Windows Defender: This arrives with Windows 10 and where IT professionals used to scoff at the feature in years (and Windows versions) past, it’s gotten immensely better. And it’s free, which nobody can argue with. Simply keep your copy of Windows 10 updated via the Update setting regularly, even if it means chewing through dozens of previous updates, make sure you’re entirely up to date, and Windows Defender will do the rest. It’s bare bones, but it does prevent much of malware and exploits from slipping through, which is the first step to keeping your data secure.

Use an cloud email provider: This is where you can put larger companies’ R&D budget to use for your benefit. Some malware attacks come through email attachments and links to malicious websites. Apple’s iCloud, Google’s Gmail and Microsoft’s Office 365 presently channel a fair amount of time, energy, and funding into anti-spam and anti-malware and protection through their email systems.
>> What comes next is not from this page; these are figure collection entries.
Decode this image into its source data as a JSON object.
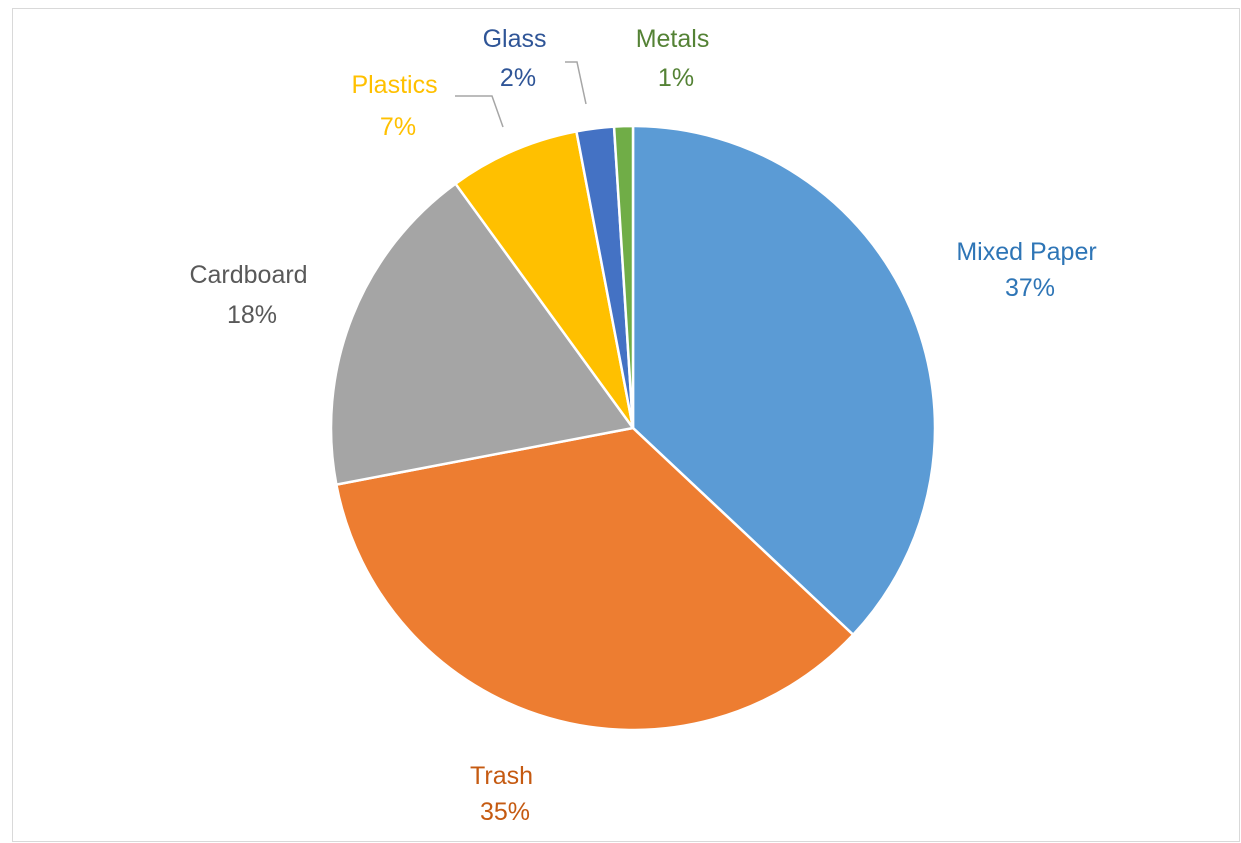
{
  "chart_data": {
    "type": "pie",
    "title": "",
    "start_angle_deg": 0,
    "direction": "clockwise",
    "show_legend": false,
    "slices": [
      {
        "label": "Mixed Paper",
        "value": 37,
        "value_label": "37%",
        "color": "#5b9bd5",
        "label_color": "#2e75b6"
      },
      {
        "label": "Trash",
        "value": 35,
        "value_label": "35%",
        "color": "#ed7d31",
        "label_color": "#c55a11"
      },
      {
        "label": "Cardboard",
        "value": 18,
        "value_label": "18%",
        "color": "#a5a5a5",
        "label_color": "#595959"
      },
      {
        "label": "Plastics",
        "value": 7,
        "value_label": "7%",
        "color": "#ffc000",
        "label_color": "#ffc000"
      },
      {
        "label": "Glass",
        "value": 2,
        "value_label": "2%",
        "color": "#4472c4",
        "label_color": "#2f5597"
      },
      {
        "label": "Metals",
        "value": 1,
        "value_label": "1%",
        "color": "#70ad47",
        "label_color": "#548235"
      }
    ]
  }
}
Use Devices: Another means of using Apple and/or Google’s security budget to your end is to check emails on an iPhone, iPad, or Android-based device. Users can get their email through the email client of their choice on the device, and the security layers generally prevent spam and malware from slipping through and activating. Just remember to keep your devices updated (you can turn on auto updating to achieve this) and you’ll be good to go.

External Drives and Backup Services: Always have a backup. For the price of a $40 hard drive from Amazon, Best Buy or Fry’s, you can easily snag an external USB hard drive that you can then configure as a local backup drive in case things go south with your computer. For a variable subscription price per month, you can easily back up your data to services such as Dropbox, Box, Microsoft’s OneDrive, Apple’s iCloud, and Google Drive. Services back up your data throughout the day.
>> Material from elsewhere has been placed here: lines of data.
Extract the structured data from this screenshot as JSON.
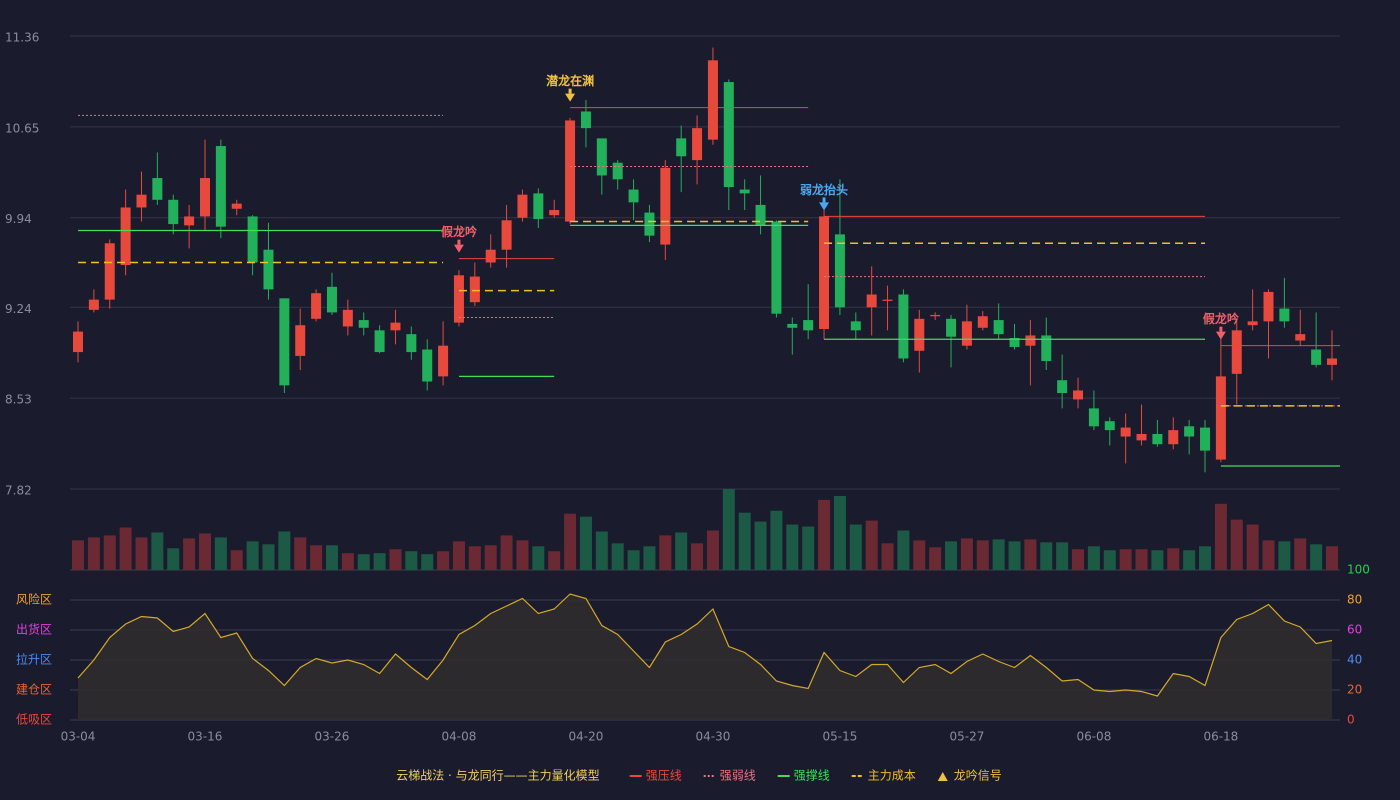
{
  "chart_data": {
    "type": "candlestick",
    "categories": [
      "03-04",
      null,
      null,
      null,
      null,
      null,
      null,
      null,
      "03-16",
      null,
      null,
      null,
      null,
      null,
      null,
      null,
      "03-26",
      null,
      null,
      null,
      null,
      null,
      null,
      null,
      "04-08",
      null,
      null,
      null,
      null,
      null,
      null,
      null,
      "04-20",
      null,
      null,
      null,
      null,
      null,
      null,
      null,
      "04-30",
      null,
      null,
      null,
      null,
      null,
      null,
      null,
      "05-15",
      null,
      null,
      null,
      null,
      null,
      null,
      null,
      "05-27",
      null,
      null,
      null,
      null,
      null,
      null,
      null,
      "06-08",
      null,
      null,
      null,
      null,
      null,
      null,
      null,
      "06-18",
      null,
      null,
      null,
      null,
      null,
      null,
      null
    ],
    "ylim": [
      7.82,
      11.36
    ],
    "yticks": [
      11.36,
      10.65,
      9.94,
      9.24,
      8.53,
      7.82
    ],
    "up_color": "#e8493d",
    "down_color": "#22b05a",
    "volume_up_color": "#6b2a33",
    "volume_down_color": "#1d5a45",
    "candles": {
      "open": [
        8.89,
        9.22,
        9.3,
        9.57,
        10.02,
        10.25,
        10.08,
        9.88,
        9.95,
        10.5,
        10.01,
        9.95,
        9.69,
        9.31,
        8.86,
        9.15,
        9.4,
        9.09,
        9.14,
        9.06,
        9.06,
        9.03,
        8.91,
        8.7,
        9.12,
        9.28,
        9.59,
        9.69,
        9.94,
        10.13,
        9.96,
        9.91,
        10.77,
        10.56,
        10.37,
        10.16,
        9.98,
        9.73,
        10.56,
        10.39,
        10.55,
        11.0,
        10.16,
        10.04,
        9.91,
        9.11,
        9.14,
        9.07,
        9.81,
        9.13,
        9.24,
        9.29,
        9.34,
        8.9,
        9.17,
        9.15,
        8.94,
        9.08,
        9.14,
        9.0,
        8.94,
        9.02,
        8.67,
        8.52,
        8.45,
        8.35,
        8.23,
        8.2,
        8.25,
        8.17,
        8.31,
        8.3,
        8.05,
        8.72,
        9.1,
        9.13,
        9.23,
        8.98,
        8.91,
        8.79
      ],
      "high": [
        9.13,
        9.38,
        9.77,
        10.16,
        10.3,
        10.45,
        10.12,
        10.04,
        10.55,
        10.55,
        10.08,
        9.96,
        9.9,
        9.31,
        9.23,
        9.38,
        9.51,
        9.3,
        9.2,
        9.1,
        9.22,
        9.09,
        8.99,
        9.13,
        9.53,
        9.59,
        9.81,
        10.04,
        10.16,
        10.17,
        10.08,
        10.72,
        10.86,
        10.56,
        10.39,
        10.24,
        10.04,
        10.39,
        10.66,
        10.74,
        11.27,
        11.02,
        10.24,
        10.27,
        9.92,
        9.16,
        9.42,
        10.04,
        10.24,
        9.2,
        9.56,
        9.41,
        9.38,
        9.22,
        9.2,
        9.18,
        9.26,
        9.21,
        9.27,
        9.11,
        9.14,
        9.16,
        8.87,
        8.69,
        8.59,
        8.38,
        8.41,
        8.48,
        8.36,
        8.38,
        8.36,
        8.36,
        9.06,
        9.14,
        9.38,
        9.38,
        9.47,
        9.22,
        9.2,
        9.06
      ],
      "low": [
        8.81,
        9.2,
        9.23,
        9.49,
        9.91,
        10.04,
        9.81,
        9.7,
        9.84,
        9.78,
        9.96,
        9.49,
        9.3,
        8.57,
        8.75,
        9.13,
        9.18,
        9.02,
        9.02,
        8.88,
        8.95,
        8.83,
        8.59,
        8.63,
        9.09,
        9.25,
        9.55,
        9.55,
        9.91,
        9.86,
        9.94,
        9.89,
        10.49,
        10.12,
        10.16,
        9.92,
        9.75,
        9.61,
        10.14,
        10.2,
        10.51,
        10.0,
        10.0,
        9.81,
        9.16,
        8.87,
        8.99,
        8.99,
        9.18,
        8.99,
        9.02,
        9.06,
        8.81,
        8.73,
        9.14,
        8.77,
        8.91,
        9.06,
        8.99,
        8.91,
        8.63,
        8.75,
        8.45,
        8.45,
        8.28,
        8.16,
        8.02,
        8.16,
        8.15,
        8.13,
        8.09,
        7.95,
        8.03,
        8.48,
        9.06,
        8.84,
        9.08,
        8.94,
        8.77,
        8.67
      ],
      "close": [
        9.05,
        9.3,
        9.74,
        10.02,
        10.12,
        10.08,
        9.89,
        9.95,
        10.25,
        9.87,
        10.05,
        9.59,
        9.38,
        8.63,
        9.1,
        9.35,
        9.2,
        9.22,
        9.08,
        8.89,
        9.12,
        8.89,
        8.66,
        8.94,
        9.49,
        9.48,
        9.69,
        9.92,
        10.12,
        9.93,
        10.0,
        10.7,
        10.64,
        10.27,
        10.24,
        10.06,
        9.8,
        10.33,
        10.42,
        10.64,
        11.17,
        10.18,
        10.13,
        9.88,
        9.19,
        9.08,
        9.06,
        9.95,
        9.24,
        9.06,
        9.34,
        9.3,
        8.84,
        9.15,
        9.18,
        9.01,
        9.13,
        9.17,
        9.03,
        8.93,
        9.02,
        8.82,
        8.57,
        8.59,
        8.31,
        8.28,
        8.3,
        8.25,
        8.17,
        8.28,
        8.23,
        8.12,
        8.7,
        9.06,
        9.13,
        9.36,
        9.13,
        9.03,
        8.79,
        8.84
      ]
    },
    "volume": [
      30,
      33,
      35,
      43,
      33,
      38,
      22,
      32,
      37,
      33,
      20,
      29,
      26,
      39,
      33,
      25,
      25,
      17,
      16,
      17,
      21,
      19,
      16,
      19,
      29,
      24,
      25,
      35,
      30,
      24,
      19,
      57,
      54,
      39,
      27,
      20,
      24,
      35,
      38,
      27,
      40,
      82,
      58,
      49,
      60,
      46,
      44,
      71,
      75,
      46,
      50,
      27,
      40,
      30,
      23,
      29,
      32,
      30,
      31,
      29,
      31,
      28,
      28,
      21,
      24,
      20,
      21,
      21,
      20,
      22,
      20,
      24,
      67,
      51,
      46,
      30,
      29,
      32,
      26,
      24
    ],
    "levels": [
      {
        "from": 0,
        "to": 23,
        "weak": 10.74,
        "cost": 9.59,
        "support": 9.84
      },
      {
        "from": 24,
        "to": 30,
        "pressure": 9.62,
        "weak": 9.16,
        "cost": 9.37,
        "support": 8.7,
        "signal": {
          "label": "假龙吟",
          "color": "#f0606a"
        }
      },
      {
        "from": 31,
        "to": 46,
        "pressure": 10.8,
        "weak": 10.34,
        "cost": 9.91,
        "support": 9.88,
        "signal": {
          "label": "潜龙在渊",
          "color": "#f0c040"
        }
      },
      {
        "from": 47,
        "to": 71,
        "pressure": 9.95,
        "weak": 9.48,
        "cost": 9.74,
        "support": 8.99,
        "signal": {
          "label": "弱龙抬头",
          "color": "#4aa8f0"
        }
      },
      {
        "from": 72,
        "to": 79,
        "pressure": 8.94,
        "weak": 8.47,
        "cost": 8.47,
        "support": 8.0,
        "signal": {
          "label": "假龙吟",
          "color": "#f0606a"
        }
      }
    ],
    "oscillator": {
      "values": [
        28,
        40,
        55,
        64,
        69,
        68,
        59,
        62,
        71,
        55,
        58,
        41,
        33,
        23,
        35,
        41,
        38,
        40,
        37,
        31,
        44,
        35,
        27,
        40,
        57,
        63,
        71,
        76,
        81,
        71,
        74,
        84,
        81,
        63,
        57,
        46,
        35,
        52,
        57,
        64,
        74,
        49,
        45,
        37,
        26,
        23,
        21,
        45,
        33,
        29,
        37,
        37,
        25,
        35,
        37,
        31,
        39,
        44,
        39,
        35,
        43,
        35,
        26,
        27,
        20,
        19,
        20,
        19,
        16,
        31,
        29,
        23,
        55,
        67,
        71,
        77,
        66,
        62,
        51,
        53
      ],
      "color": "#d4a928",
      "ylim": [
        0,
        100
      ],
      "yticks": [
        0,
        20,
        40,
        60,
        80,
        100
      ],
      "ytick_colors": [
        "#e8493d",
        "#e8642f",
        "#4a8cf0",
        "#e040e0",
        "#f0a030",
        "#22d04a"
      ],
      "zones": [
        {
          "value": 80,
          "label": "风险区",
          "color": "#f0a030"
        },
        {
          "value": 60,
          "label": "出货区",
          "color": "#e040e0"
        },
        {
          "value": 40,
          "label": "拉升区",
          "color": "#4a8cf0"
        },
        {
          "value": 20,
          "label": "建仓区",
          "color": "#e8642f"
        },
        {
          "value": 0,
          "label": "低吸区",
          "color": "#e8493d"
        }
      ]
    },
    "legend": {
      "title": "云梯战法 · 与龙同行——主力量化模型",
      "title_color": "#f0d060",
      "items": [
        {
          "label": "强压线",
          "color": "#e8493d",
          "style": "solid"
        },
        {
          "label": "强弱线",
          "color": "#f07080",
          "style": "dotted"
        },
        {
          "label": "强撑线",
          "color": "#3fdf5a",
          "style": "solid"
        },
        {
          "label": "主力成本",
          "color": "#f0c020",
          "style": "dashed"
        },
        {
          "label": "龙吟信号",
          "color": "#f0c040",
          "style": "triangle"
        }
      ]
    }
  }
}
Erase hard drives when you’re done with them: More than anything, you don’t want your data hanging around on a hard drive once you’re done with the computer or device. Darik’s Boot and Nuke (www.dban.org) effectively destroys all information from hard drives and makes that data as unrecoverable as humanly possible. The DBAN software is available for free for personal use, while the Blancco Drive Eraser (www.blancco.com) is intended for enterprise level use, supports more erasure standards, offers technical support, and is available as a free trial with the full product available at different price points.